Actually, if we're on the same page (so to speak), you may rather be seeing
tree ferns in those illustrations.  They have the characteristic look of a
palm tree in general appearance, but (unlike palms) have typical fern
foliage with an abundance of tiny leaves on each branch.  Extant genera
include _Cyathea_, _Alsophila_, and _Hemitelia_.  You can see them today in
New Zealand (as seen on TV in <Hercules> and <Xena>) among other places.

Within the extant Araucariaceae we now have four species:  _Araucaria
heterophylla_, the Norfolk Island Pine; _Araucaria araucana_, the Monkey
Puzzle tree from Chile; _Araucaria bidwilli_, the Bunya Bunya Pine of
Australia; and the recently discovered _Wollemi nobilis_, the Wollemi Pine
of Australia.  The "araucarians" you refer to are perhaps the monkey
puzzles which may form a "lollipop-shaped" array of branches at the top (in
mature specimens).  The tough, spiny leaves which cover these high branches
may be one reason for the name, "monkey puzzle," as the tree would not be
easily climbed by a monkey.  On pp. 146-7 of David Norman's book,
_Prehistoric Life_, you can see the sort of "pruning" that some of the
sauropods might have practiced on these trees, namely, flattening the trees
whose branches proved to be just a bit out of reach.

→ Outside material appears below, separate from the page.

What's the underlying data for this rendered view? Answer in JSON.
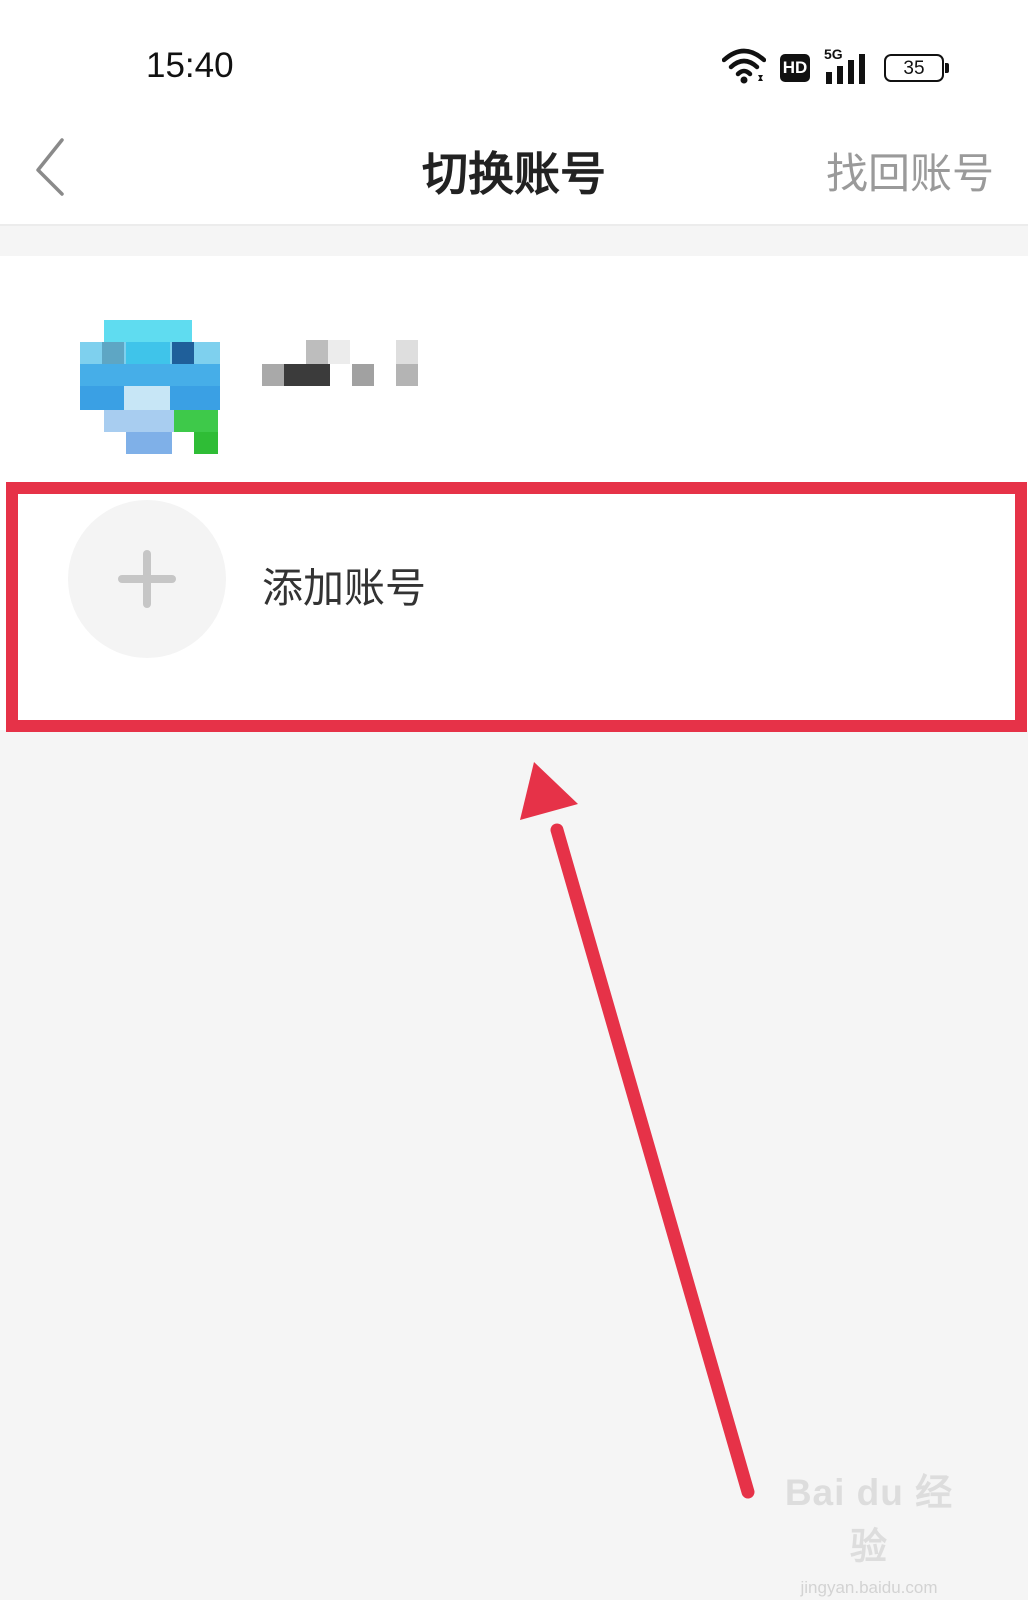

The leaf types and toxins associated with living gymnosperms (whose
ancestors made up the dominant terrestrial flora before the advent of
angiosperms in the mid-Cretaceous) presents a puzzle in itself.  The
foliage of ferns and of the dawn redwood would seem to be the easiest to
consume.  That the Mesozoic was populated by an array of vegetarian
behemoths is testimony to the ability of the dinosaurs to adapt to their
environment.  What species of megafauna today could subsist on pine
needles?  And yet, there they are, inside the belly of the _Edmontosaurus_
mummy.  Amazing!

For modern reconstructions of Mesozoic landscapes, I direct you to
_Dinosaurs: A Global View_ by Sylvia and Stephen Czerkas (ISBN
0-7924-5606-8), breathtakingly illustrated by Mark Hallett, Douglas
Henderson, and John Sibbick.  It even includes a plant appendix which names
most of the featured plants.  For younger readers, Don Lessem's _Dinosaur
Worlds_ (ISBN 1-56397-597-1) does a nice job of portraying ecosystems past.

Ralph Miller III <gbabcock@best.com>

"Latest fossil finds fuel controversy among scientists.  Film at 11."